You cannot defend machine-speed change with human-speed testing.
The constraint has moved. A model drafts a patch in minutes; proving the patch safe is what takes three weeks. An institution with a three-week validation cycle carries a three-week exposure window against attackers who work in hours, and the gap cannot be closed by hiring more testers. Closing it requires testing that runs autonomously, continuously, and on a risk basis.
From something you run to something that runs
Testing has its own autonomy ladder, and it mirrors the five levels of banking autonomy:
| Stage | Agency | What it looks like |
|---|---|---|
| 1. Automated | Human | Every step scripted in advance; the machine follows. |
| 2. AI-augmented | Human, assisted | AI drafts and suggests; a person reviews every output and decides. |
| 3. Autonomous | Agents, within a lane | Humans state intent for a defined scope; agents design, execute, and triage inside it. |
| 4. Dark factory | The system | Quality plans, runs, and maintains itself end to end; humans set policy and teach. |
Most institutions are in stage one. A few have reached stage two and concluded that letting a model write test scripts is the answer. It helps, and it addresses the smallest share of the work. Writing and executing tests is perhaps 20 percent of the job (an illustrative split, but a defensible one). The other 80 percent is orchestration across web, mobile, and core systems; keeping tests alive when applications change; linking requirements to tests to results; and producing evidence someone can audit. Autonomy in testing is reached when that 80 percent runs without a human in the operating loop. Testing stops being something you run and becomes something that runs.
In a bank, testing is a control
For a regulated institution there is a second dimension. Testing is the mechanism that turns "the AI wrote it" into "the change is demonstrably safe": the independent audit of machine-generated logic against actual operating policy. FINMA Circular 2023/1 on operational risks and resilience makes ICT change management and resilience an explicit supervisory expectation. DORA (Regulation (EU) 2022/2554, Articles 24 to 27) requires EU financial entities, including the EU operations of Swiss institutions, to run a standing digital operational resilience testing programme.

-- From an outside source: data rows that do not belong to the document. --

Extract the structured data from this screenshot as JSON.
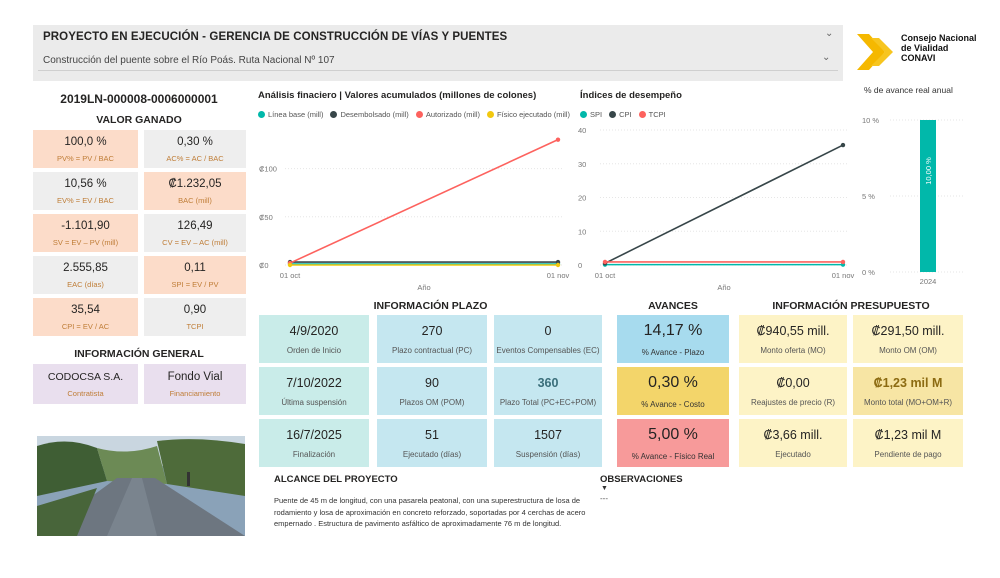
{
  "header": {
    "title": "PROYECTO EN EJECUCIÓN - GERENCIA DE CONSTRUCCIÓN DE VÍAS Y PUENTES",
    "project_selected": "Construcción del puente sobre el Río Poás. Ruta Nacional Nº 107"
  },
  "logo": {
    "line1": "Consejo Nacional",
    "line2": "de Vialidad",
    "line3": "CONAVI",
    "color": "#f5b800"
  },
  "project_id": "2019LN-000008-0006000001",
  "valor_ganado": {
    "title": "VALOR GANADO",
    "cards": [
      {
        "value": "100,0 %",
        "label": "PV% = PV / BAC"
      },
      {
        "value": "0,30 %",
        "label": "AC% = AC / BAC"
      },
      {
        "value": "10,56 %",
        "label": "EV% = EV / BAC"
      },
      {
        "value": "₡1.232,05",
        "label": "BAC (mill)"
      },
      {
        "value": "-1.101,90",
        "label": "SV = EV – PV (mill)"
      },
      {
        "value": "126,49",
        "label": "CV = EV – AC (mill)"
      },
      {
        "value": "2.555,85",
        "label": "EAC (días)"
      },
      {
        "value": "0,11",
        "label": "SPI = EV / PV"
      },
      {
        "value": "35,54",
        "label": "CPI = EV / AC"
      },
      {
        "value": "0,90",
        "label": "TCPI"
      }
    ]
  },
  "info_general": {
    "title": "INFORMACIÓN GENERAL",
    "cards": [
      {
        "value": "CODOCSA S.A.",
        "label": "Contratista"
      },
      {
        "value": "Fondo Vial",
        "label": "Financiamiento"
      }
    ]
  },
  "financial_chart": {
    "title": "Análisis finaciero | Valores acumulados (millones de colones)",
    "legend": [
      "Línea base (mill)",
      "Desembolsado (mill)",
      "Autorizado (mill)",
      "Físico ejecutado (mill)"
    ],
    "colors": [
      "#01b8aa",
      "#374649",
      "#fd625e",
      "#f2c80f"
    ],
    "y_ticks": [
      "₡100",
      "₡50",
      "₡0"
    ],
    "x_ticks": [
      "01 oct",
      "01 nov"
    ],
    "xlabel": "Año"
  },
  "performance_chart": {
    "title": "Índices de desempeño",
    "legend": [
      "SPI",
      "CPI",
      "TCPI"
    ],
    "colors": [
      "#01b8aa",
      "#374649",
      "#fd625e"
    ],
    "y_ticks": [
      "40",
      "30",
      "20",
      "10",
      "0"
    ],
    "x_ticks": [
      "01 oct",
      "01 nov"
    ],
    "xlabel": "Año"
  },
  "annual_chart": {
    "title": "% de avance real anual",
    "y_ticks": [
      "10 %",
      "5 %",
      "0 %"
    ],
    "bar_label": "10,00 %",
    "category": "2024",
    "color": "#01b8aa"
  },
  "chart_data": [
    {
      "type": "line",
      "title": "Análisis finaciero | Valores acumulados (millones de colones)",
      "xlabel": "Año",
      "x": [
        "01 oct",
        "01 nov"
      ],
      "ylim": [
        0,
        140
      ],
      "series": [
        {
          "name": "Línea base (mill)",
          "values": [
            1,
            1
          ]
        },
        {
          "name": "Desembolsado (mill)",
          "values": [
            3,
            3
          ]
        },
        {
          "name": "Autorizado (mill)",
          "values": [
            2,
            130
          ]
        },
        {
          "name": "Físico ejecutado (mill)",
          "values": [
            0,
            0
          ]
        }
      ]
    },
    {
      "type": "line",
      "title": "Índices de desempeño",
      "xlabel": "Año",
      "x": [
        "01 oct",
        "01 nov"
      ],
      "ylim": [
        0,
        40
      ],
      "series": [
        {
          "name": "SPI",
          "values": [
            0.11,
            0.11
          ]
        },
        {
          "name": "CPI",
          "values": [
            0.5,
            35.54
          ]
        },
        {
          "name": "TCPI",
          "values": [
            0.9,
            0.9
          ]
        }
      ]
    },
    {
      "type": "bar",
      "title": "% de avance real anual",
      "categories": [
        "2024"
      ],
      "values": [
        10.0
      ],
      "ylim": [
        0,
        10
      ]
    }
  ],
  "plazo": {
    "title": "INFORMACIÓN PLAZO",
    "cards": [
      {
        "value": "4/9/2020",
        "label": "Orden de Inicio"
      },
      {
        "value": "270",
        "label": "Plazo contractual (PC)"
      },
      {
        "value": "0",
        "label": "Eventos Compensables (EC)"
      },
      {
        "value": "7/10/2022",
        "label": "Última suspensión"
      },
      {
        "value": "90",
        "label": "Plazos OM (POM)"
      },
      {
        "value": "360",
        "label": "Plazo Total (PC+EC+POM)"
      },
      {
        "value": "16/7/2025",
        "label": "Finalización"
      },
      {
        "value": "51",
        "label": "Ejecutado (días)"
      },
      {
        "value": "1507",
        "label": "Suspensión (días)"
      }
    ]
  },
  "avances": {
    "title": "AVANCES",
    "cards": [
      {
        "value": "14,17 %",
        "label": "% Avance - Plazo",
        "color": "#a7dbee"
      },
      {
        "value": "0,30 %",
        "label": "% Avance - Costo",
        "color": "#f3d56a"
      },
      {
        "value": "5,00 %",
        "label": "% Avance - Físico Real",
        "color": "#f79a9a"
      }
    ]
  },
  "presupuesto": {
    "title": "INFORMACIÓN PRESUPUESTO",
    "cards": [
      {
        "value": "₡940,55 mill.",
        "label": "Monto oferta (MO)"
      },
      {
        "value": "₡291,50 mill.",
        "label": "Monto OM (OM)"
      },
      {
        "value": "₡0,00",
        "label": "Reajustes de precio (R)"
      },
      {
        "value": "₡1,23 mil M",
        "label": "Monto total (MO+OM+R)"
      },
      {
        "value": "₡3,66 mill.",
        "label": "Ejecutado"
      },
      {
        "value": "₡1,23 mil M",
        "label": "Pendiente de pago"
      }
    ]
  },
  "alcance": {
    "title": "ALCANCE DEL PROYECTO",
    "text": "Puente de 45 m de longitud, con una pasarela peatonal, con una superestructura de losa de rodamiento y losa de aproximación en concreto reforzado, soportadas por 4 cerchas de acero empernado . Estructura de pavimento asfáltico de aproximadamente 76 m de longitud."
  },
  "observaciones": {
    "title": "OBSERVACIONES",
    "text": "---"
  }
}
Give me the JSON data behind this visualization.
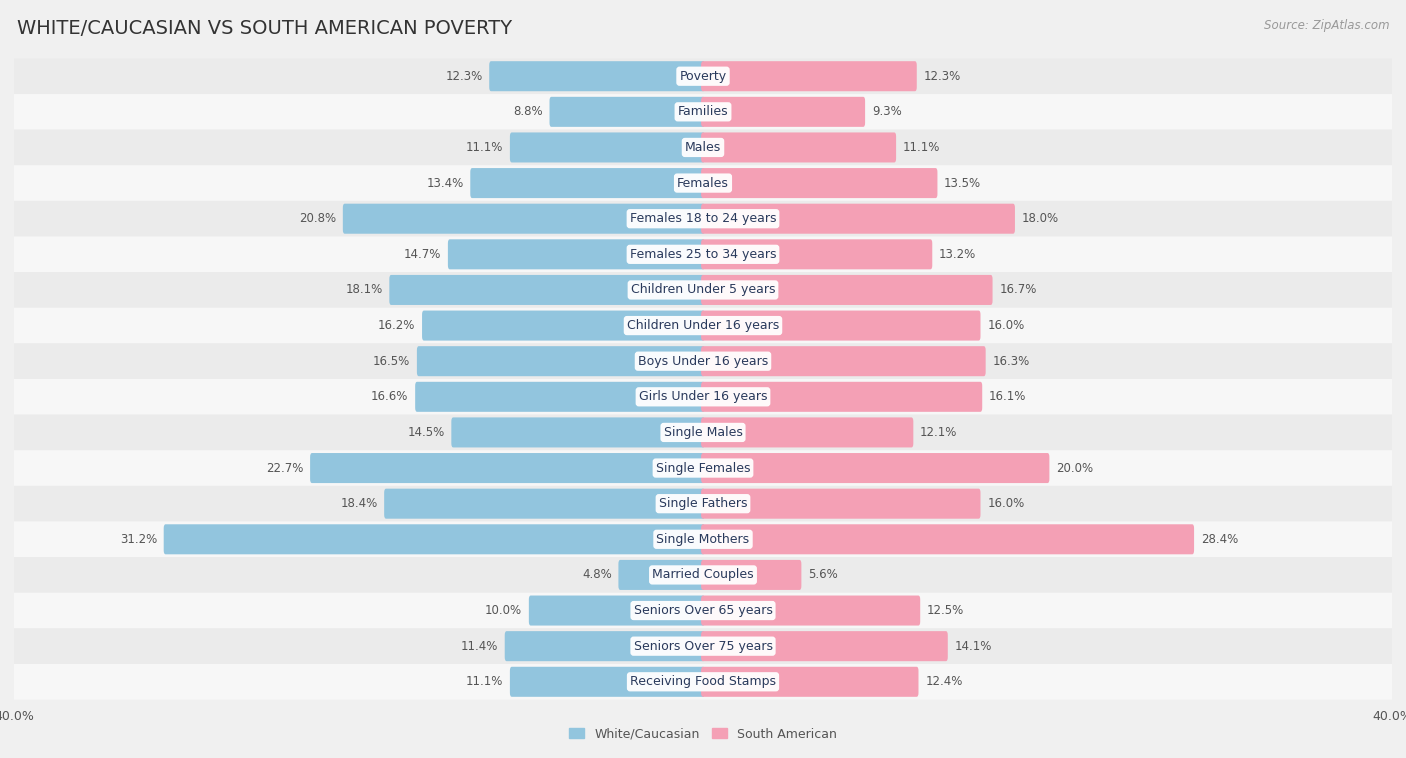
{
  "title": "WHITE/CAUCASIAN VS SOUTH AMERICAN POVERTY",
  "source": "Source: ZipAtlas.com",
  "categories": [
    "Poverty",
    "Families",
    "Males",
    "Females",
    "Females 18 to 24 years",
    "Females 25 to 34 years",
    "Children Under 5 years",
    "Children Under 16 years",
    "Boys Under 16 years",
    "Girls Under 16 years",
    "Single Males",
    "Single Females",
    "Single Fathers",
    "Single Mothers",
    "Married Couples",
    "Seniors Over 65 years",
    "Seniors Over 75 years",
    "Receiving Food Stamps"
  ],
  "white_values": [
    12.3,
    8.8,
    11.1,
    13.4,
    20.8,
    14.7,
    18.1,
    16.2,
    16.5,
    16.6,
    14.5,
    22.7,
    18.4,
    31.2,
    4.8,
    10.0,
    11.4,
    11.1
  ],
  "south_american_values": [
    12.3,
    9.3,
    11.1,
    13.5,
    18.0,
    13.2,
    16.7,
    16.0,
    16.3,
    16.1,
    12.1,
    20.0,
    16.0,
    28.4,
    5.6,
    12.5,
    14.1,
    12.4
  ],
  "white_color": "#92c5de",
  "south_american_color": "#f4a0b5",
  "row_color_even": "#ebebeb",
  "row_color_odd": "#f7f7f7",
  "background_color": "#f0f0f0",
  "xlim": 40.0,
  "bar_height": 0.62,
  "title_fontsize": 14,
  "label_fontsize": 9,
  "tick_fontsize": 9,
  "source_fontsize": 8.5,
  "value_fontsize": 8.5
}
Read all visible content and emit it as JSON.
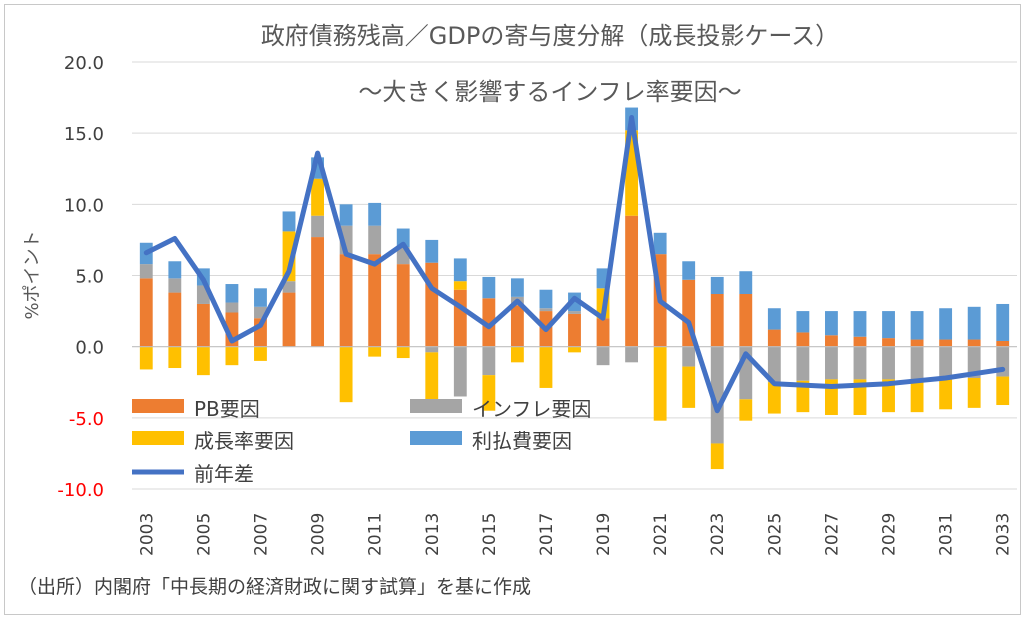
{
  "chart_data": {
    "type": "bar",
    "title": "政府債務残高／GDPの寄与度分解（成長投影ケース）",
    "subtitle": "～大きく影響するインフレ率要因～",
    "ylabel": "%ポイント",
    "ylim": [
      -10,
      20
    ],
    "yticks": [
      20,
      15,
      10,
      5,
      0,
      -5,
      -10
    ],
    "ytick_labels": [
      "20.0",
      "15.0",
      "10.0",
      "5.0",
      "0.0",
      "-5.0",
      "-10.0"
    ],
    "source": "（出所）内閣府「中長期の経済財政に関す試算」を基に作成",
    "years": [
      2003,
      2004,
      2005,
      2006,
      2007,
      2008,
      2009,
      2010,
      2011,
      2012,
      2013,
      2014,
      2015,
      2016,
      2017,
      2018,
      2019,
      2020,
      2021,
      2022,
      2023,
      2024,
      2025,
      2026,
      2027,
      2028,
      2029,
      2030,
      2031,
      2032,
      2033
    ],
    "xtick_labels": [
      "2003",
      "2005",
      "2007",
      "2009",
      "2011",
      "2013",
      "2015",
      "2017",
      "2019",
      "2021",
      "2023",
      "2025",
      "2027",
      "2029",
      "2031",
      "2033"
    ],
    "series": [
      {
        "name": "PB要因",
        "color": "#ED7D31",
        "kind": "bar",
        "values": [
          4.8,
          3.8,
          3.0,
          2.4,
          2.0,
          3.8,
          7.7,
          6.5,
          6.5,
          5.8,
          5.9,
          4.0,
          3.4,
          2.9,
          2.5,
          2.3,
          2.0,
          9.2,
          6.5,
          4.7,
          3.7,
          3.7,
          1.2,
          1.0,
          0.8,
          0.7,
          0.6,
          0.5,
          0.5,
          0.5,
          0.4
        ]
      },
      {
        "name": "インフレ要因",
        "color": "#A5A5A5",
        "kind": "bar",
        "values": [
          1.0,
          1.0,
          1.3,
          0.7,
          0.8,
          0.8,
          1.5,
          2.0,
          2.0,
          1.2,
          -0.4,
          -3.5,
          -2.0,
          0.6,
          0.2,
          0.2,
          -1.3,
          -1.1,
          0.0,
          -1.4,
          -6.8,
          -3.7,
          -2.5,
          -2.4,
          -2.3,
          -2.3,
          -2.3,
          -2.3,
          -2.3,
          -2.2,
          -2.1
        ]
      },
      {
        "name": "成長率要因",
        "color": "#FFC000",
        "kind": "bar",
        "values": [
          -1.6,
          -1.5,
          -2.0,
          -1.3,
          -1.0,
          3.5,
          2.6,
          -3.9,
          -0.7,
          -0.8,
          -3.3,
          0.6,
          -2.5,
          -1.1,
          -2.9,
          -0.4,
          2.1,
          6.0,
          -5.2,
          -2.9,
          -1.8,
          -1.5,
          -2.2,
          -2.2,
          -2.5,
          -2.5,
          -2.3,
          -2.3,
          -2.1,
          -2.1,
          -2.0
        ]
      },
      {
        "name": "利払費要因",
        "color": "#5B9BD5",
        "kind": "bar",
        "values": [
          1.5,
          1.2,
          1.2,
          1.3,
          1.3,
          1.4,
          1.5,
          1.5,
          1.6,
          1.3,
          1.6,
          1.6,
          1.5,
          1.3,
          1.3,
          1.3,
          1.4,
          1.6,
          1.5,
          1.3,
          1.2,
          1.6,
          1.5,
          1.5,
          1.7,
          1.8,
          1.9,
          2.0,
          2.2,
          2.3,
          2.6
        ]
      },
      {
        "name": "前年差",
        "color": "#4472C4",
        "kind": "line",
        "values": [
          6.6,
          7.6,
          4.7,
          0.4,
          1.5,
          5.3,
          13.6,
          6.5,
          5.8,
          7.2,
          4.1,
          2.8,
          1.4,
          3.2,
          1.2,
          3.4,
          2.0,
          16.1,
          3.2,
          1.7,
          -4.5,
          -0.5,
          -2.6,
          -2.7,
          -2.8,
          -2.7,
          -2.6,
          -2.4,
          -2.2,
          -1.9,
          -1.6
        ]
      }
    ],
    "legend": [
      {
        "label": "PB要因",
        "color": "#ED7D31",
        "kind": "bar"
      },
      {
        "label": "インフレ要因",
        "color": "#A5A5A5",
        "kind": "bar"
      },
      {
        "label": "成長率要因",
        "color": "#FFC000",
        "kind": "bar"
      },
      {
        "label": "利払費要因",
        "color": "#5B9BD5",
        "kind": "bar"
      },
      {
        "label": "前年差",
        "color": "#4472C4",
        "kind": "line"
      }
    ]
  }
}
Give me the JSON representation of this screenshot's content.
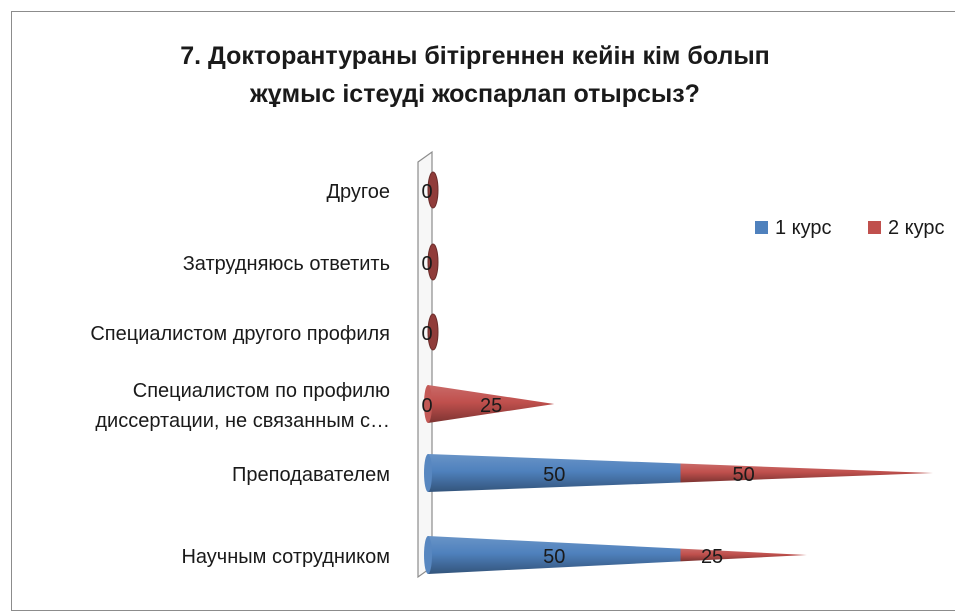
{
  "chart_data": {
    "type": "bar",
    "orientation": "horizontal",
    "stacked": true,
    "style": "3d-cone",
    "title": "7. Докторантураны бітіргеннен кейін кім болып жұмыс істеуді жоспарлап отырсыз?",
    "title_lines": [
      "7. Докторантураны бітіргеннен кейін кім болып",
      "жұмыс істеуді жоспарлап отырсыз?"
    ],
    "categories": [
      "Научным сотрудником",
      "Преподавателем",
      "Специалистом по профилю диссертации, не связанным с…",
      "Специалистом другого профиля",
      "Затрудняюсь ответить",
      "Другое"
    ],
    "category_label_lines": [
      [
        "Научным сотрудником"
      ],
      [
        "Преподавателем"
      ],
      [
        "Специалистом по профилю",
        "диссертации, не связанным с…"
      ],
      [
        "Специалистом другого профиля"
      ],
      [
        "Затрудняюсь ответить"
      ],
      [
        "Другое"
      ]
    ],
    "series": [
      {
        "name": "1 курс",
        "color": "#4f81bd",
        "values": [
          50,
          50,
          0,
          null,
          null,
          null
        ]
      },
      {
        "name": "2 курс",
        "color": "#c0504d",
        "values": [
          25,
          50,
          25,
          0,
          0,
          0
        ]
      }
    ],
    "legend_position": "right",
    "legend_display": [
      "1 курс",
      "2 курс"
    ],
    "xlim": [
      0,
      100
    ],
    "grid": false
  }
}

An autonomous quality system therefore has to behave like a control function: an immutable audit trail, segregation of duties (the agent that writes the code is never the agent that certifies it), and control evidence a supervisor can inspect without archaeology. Humans do here what they do everywhere in an agentic operating model: define intent, set the policy envelope, and take the escalations. The routine operating loop belongs to the system.
The braking system
Anti-lock brakes exist so that drivers can brake later and drive faster with the same margin of safety. Autonomous testing plays that role in an agentic institution: the braking system that makes machine-speed delivery safe enough to be permitted. Banks that build it first gain a compounding advantage. They ship faster, at lower risk, with evidence ready when the supervisor asks. Banks that do not will either slow delivery to the speed of their manual testing or accept an exposure window their attackers no longer need.
Three moves, in order. Baseline where manual testing gates release speed and where AI-generated change enters production unvalidated, per application. Pilot one autonomous testing capability on a critical application and measure coverage gained, effort displaced, and defects found earlier. Then scale, with the governance layer in place from the start: policies, escalation thresholds, and approval rules that determine how much autonomy each part of the system earns.
The breach makes the news. The tests that prevented it never do. Your software will be tested at machine speed. The only open question is by whom.